The highlights include: (1) mock executions; (2) threatened rape of family members; (3) threatened murder of children; (4) kicking and beating a detainee with a metal flashlight to death; (5) threatening naked hooded detainees with power drills; (6) blowing cigar smoke in detainees' faces until they got sick; (7) waterboarding with massive volumes of water far beyond what OLC authorized (to make it "poignant"); (8) stress positions that nearly caused shoulder dislocations; (9) scraping detainees with stiff brushes; (10) choking a detainee with one's bare hands until they nearly pass out; (11) subjecting detainees to extremely cold temperatures and water dousing; (12) "hard takedowns" (sometimes in diapers); and (13) beating detainees with butts of rifles (followed by kicking them).

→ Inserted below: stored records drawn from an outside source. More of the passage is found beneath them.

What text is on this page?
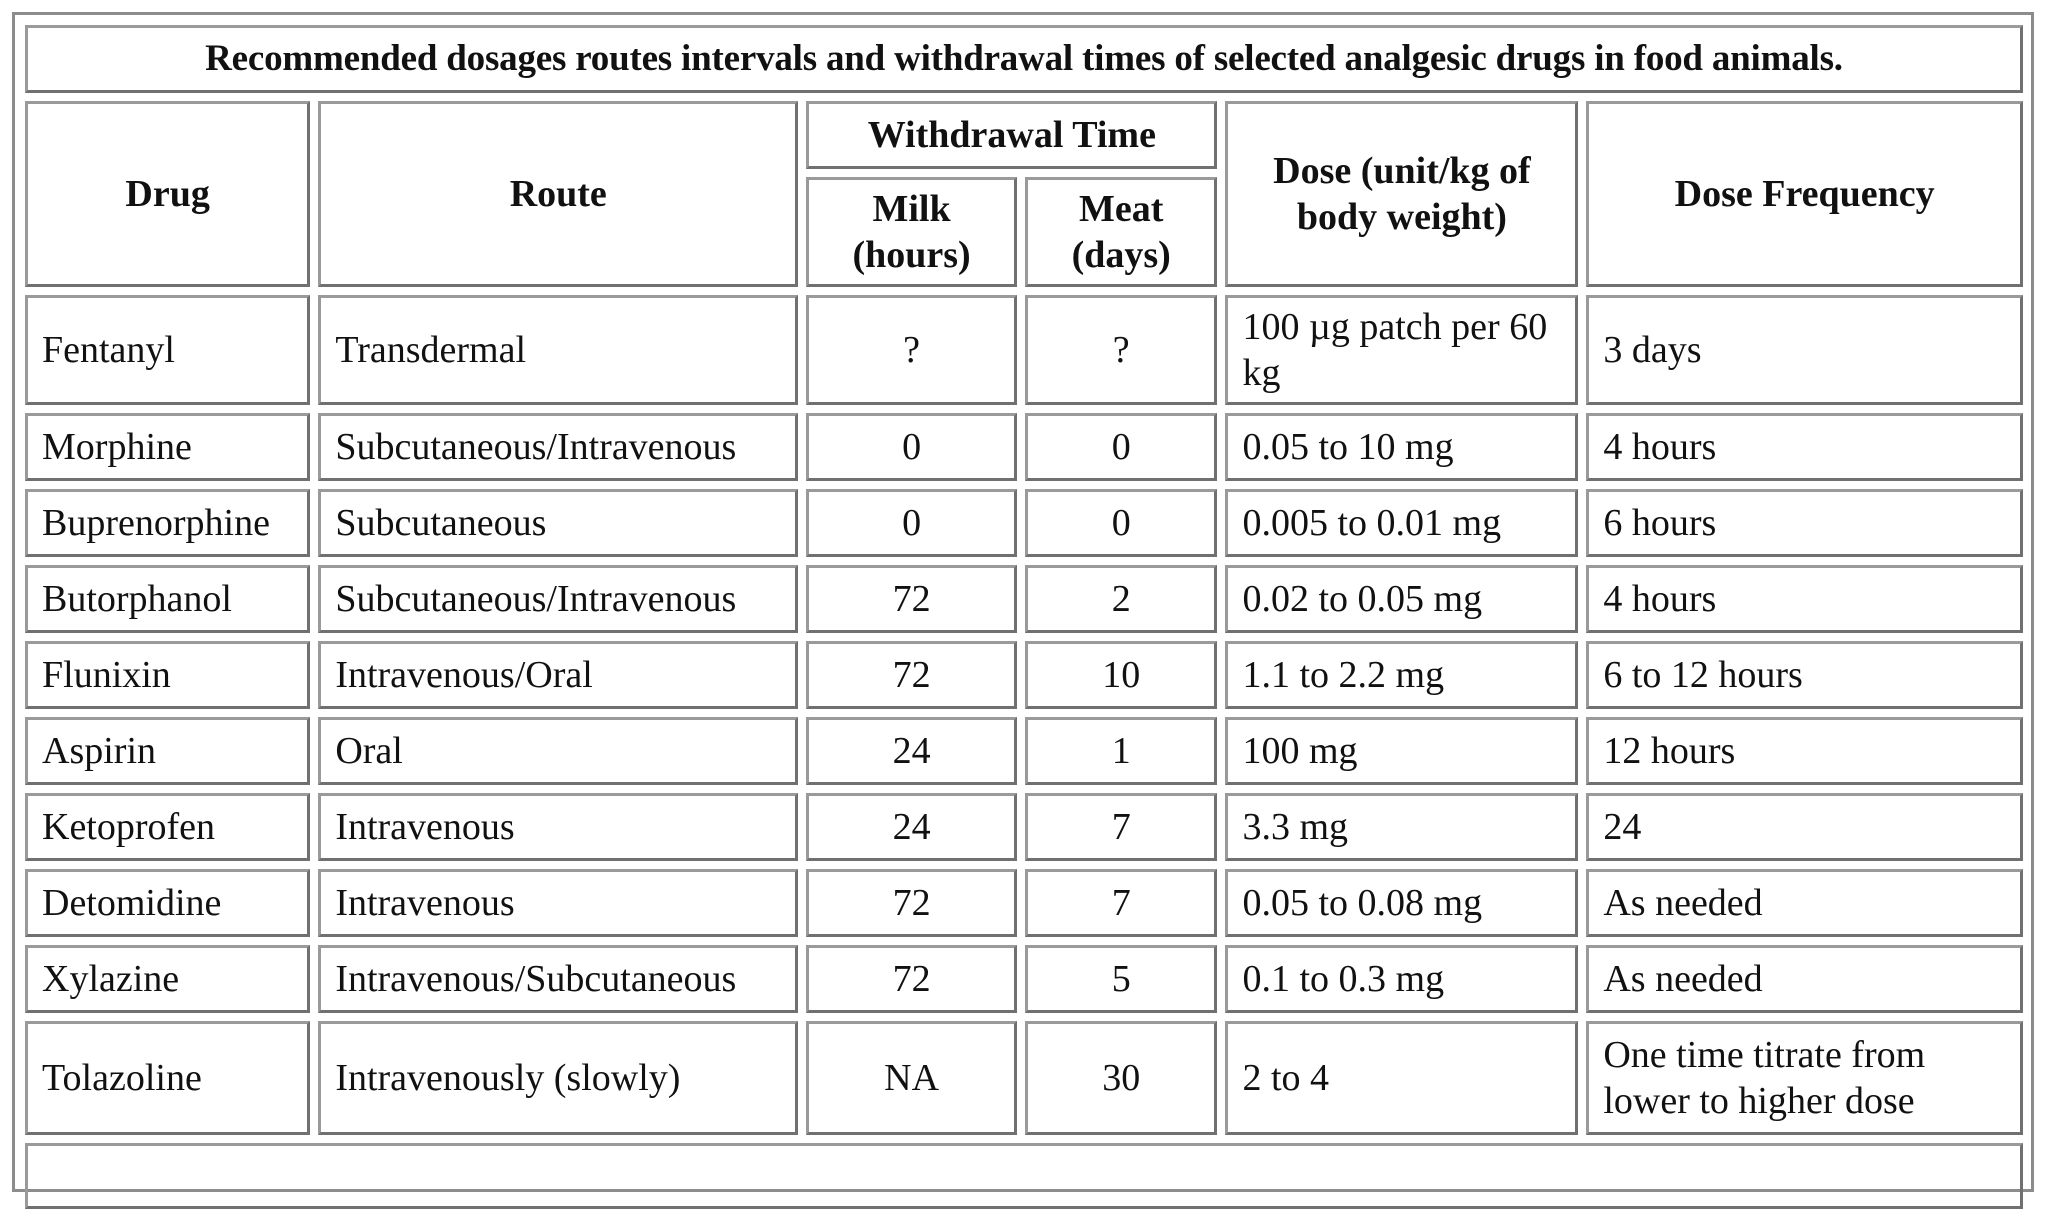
Recommended dosages routes intervals and withdrawal times of selected analgesic drugs in food animals.					
Drug	Route	Withdrawal Time		Dose (unit/kg of body weight)	Dose Frequency
		Milk (hours)	Meat (days)		
Fentanyl	Transdermal	?	?	100 µg patch per 60 kg	3 days
Morphine	Subcutaneous/Intravenous	0	0	0.05 to 10 mg	4 hours
Buprenorphine	Subcutaneous	0	0	0.005 to 0.01 mg	6 hours
Butorphanol	Subcutaneous/Intravenous	72	2	0.02 to 0.05 mg	4 hours
Flunixin	Intravenous/Oral	72	10	1.1 to 2.2 mg	6 to 12 hours
Aspirin	Oral	24	1	100 mg	12 hours
Ketoprofen	Intravenous	24	7	3.3 mg	24
Detomidine	Intravenous	72	7	0.05 to 0.08 mg	As needed
Xylazine	Intravenous/Subcutaneous	72	5	0.1 to 0.3 mg	As needed
Tolazoline	Intravenously (slowly)	NA	30	2 to 4	One time titrate from lower to higher dose
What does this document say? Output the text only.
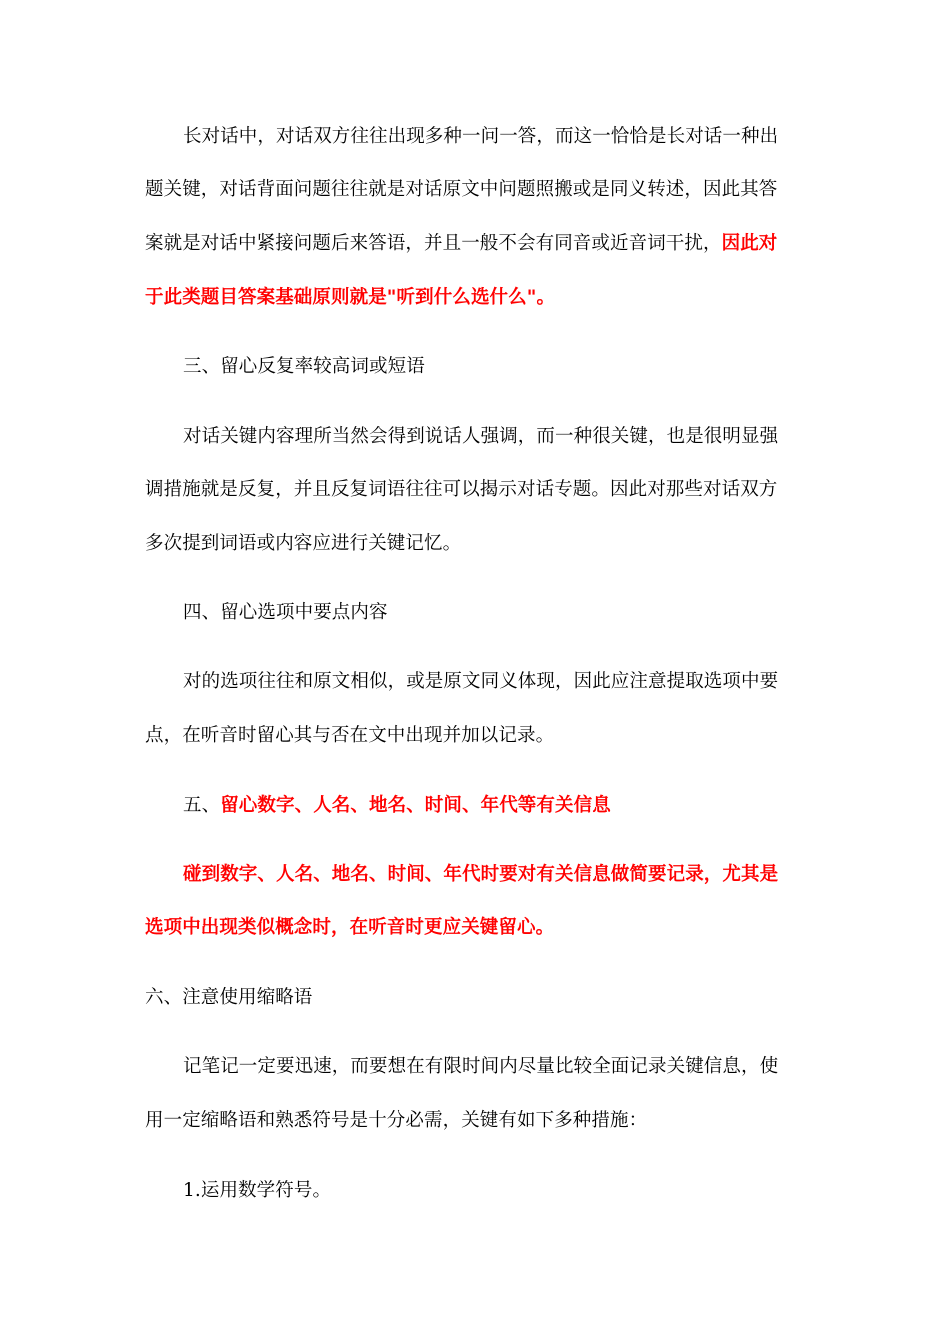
长对话中，对话双方往往出现多种一问一答，而这一恰恰是长对话一种出
题关键，对话背面问题往往就是对话原文中问题照搬或是同义转述，因此其答
案就是对话中紧接问题后来答语，并且一般不会有同音或近音词干扰，因此对
于此类题目答案基础原则就是"听到什么选什么"。
三、留心反复率较高词或短语
对话关键内容理所当然会得到说话人强调，而一种很关键，也是很明显强
调措施就是反复，并且反复词语往往可以揭示对话专题。因此对那些对话双方
多次提到词语或内容应进行关键记忆。
四、留心选项中要点内容
对的选项往往和原文相似，或是原文同义体现，因此应注意提取选项中要
点，在听音时留心其与否在文中出现并加以记录。
五、留心数字、人名、地名、时间、年代等有关信息
碰到数字、人名、地名、时间、年代时要对有关信息做简要记录，尤其是
选项中出现类似概念时，在听音时更应关键留心。
六、注意使用缩略语
记笔记一定要迅速，而要想在有限时间内尽量比较全面记录关键信息，使
用一定缩略语和熟悉符号是十分必需，关键有如下多种措施：
1.运用数学符号。
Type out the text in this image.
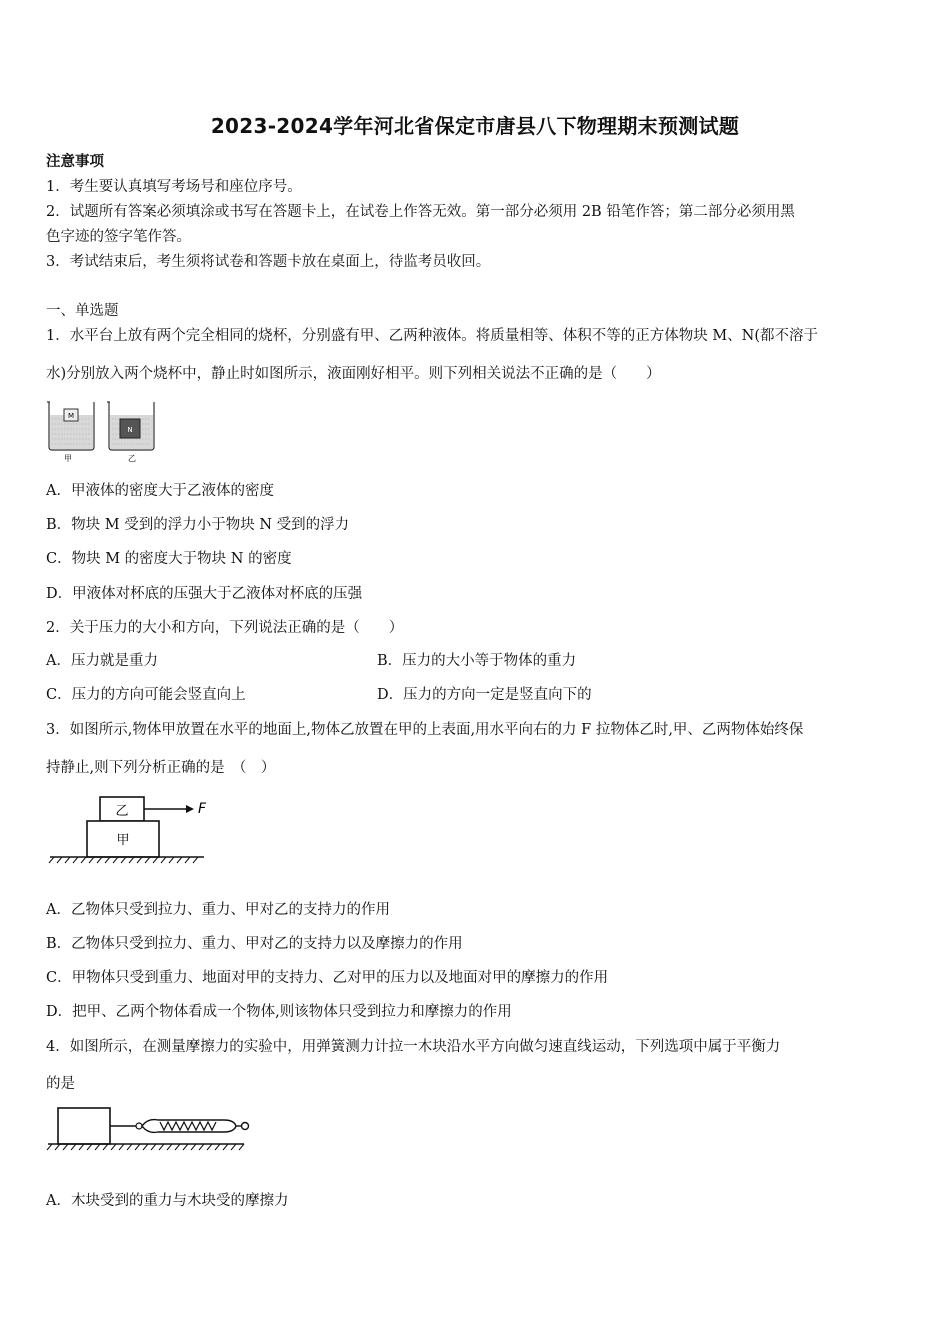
2023-2024学年河北省保定市唐县八下物理期末预测试题
注意事项
1．考生要认真填写考场号和座位序号。
2．试题所有答案必须填涂或书写在答题卡上，在试卷上作答无效。第一部分必须用 2B 铅笔作答；第二部分必须用黑
色字迹的签字笔作答。
3．考试结束后，考生须将试卷和答题卡放在桌面上，待监考员收回。
一、单选题
1．水平台上放有两个完全相同的烧杯，分别盛有甲、乙两种液体。将质量相等、体积不等的正方体物块 M、N(都不溶于
水)分别放入两个烧杯中，静止时如图所示，液面刚好相平。则下列相关说法不正确的是（　　）
M
N
甲	乙
A．甲液体的密度大于乙液体的密度
B．物块 M 受到的浮力小于物块 N 受到的浮力
C．物块 M 的密度大于物块 N 的密度
D．甲液体对杯底的压强大于乙液体对杯底的压强
2．关于压力的大小和方向，下列说法正确的是（　　）
A．压力就是重力	B．压力的大小等于物体的重力
C．压力的方向可能会竖直向上	D．压力的方向一定是竖直向下的
3．如图所示,物体甲放置在水平的地面上,物体乙放置在甲的上表面,用水平向右的力 F 拉物体乙时,甲、乙两物体始终保
持静止,则下列分析正确的是　（　）
乙
甲
F
A．乙物体只受到拉力、重力、甲对乙的支持力的作用
B．乙物体只受到拉力、重力、甲对乙的支持力以及摩擦力的作用
C．甲物体只受到重力、地面对甲的支持力、乙对甲的压力以及地面对甲的摩擦力的作用
D．把甲、乙两个物体看成一个物体,则该物体只受到拉力和摩擦力的作用
4．如图所示，在测量摩擦力的实验中，用弹簧测力计拉一木块沿水平方向做匀速直线运动，下列选项中属于平衡力
的是
A．木块受到的重力与木块受的摩擦力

See here (with further links). As Glenn Greenwald et al. notes, the ACLU is to thank for bringing out such things, the report on the lawyers (like Yoo) is still held back, and limits on the prosecution is nauseating. I disagree the path is worse than nothing, since I still think it might lead to more that can affect higher-ups. I denounced the CYA of Yoo by his colleagues here. [Contra] And, let's also look at the glass half full.
But, some half-assed investigation (which took much gnashing of the teeth to get; pathetic!) that takes as a given perversion of the law (don't worry, we find it horrid ... the next administration can do the same thing, and we'll think that too, so sad) is obviously not enough. What more do you want to show this? What bloody else? This also has a "chicken and egg" tendency -- many want a complete investigation; putting that aside, having our Justice Department do something like this promotes as legitimate such partial justice. [Update: Eugene Robinson hits it. Nice to see the paper's op-ed crew giving space usually dominated by the likes of Charles Krauthammer and other morons.]
Again, you might want to re-title that campaign bio of yours. Someone might sue you for false advertising.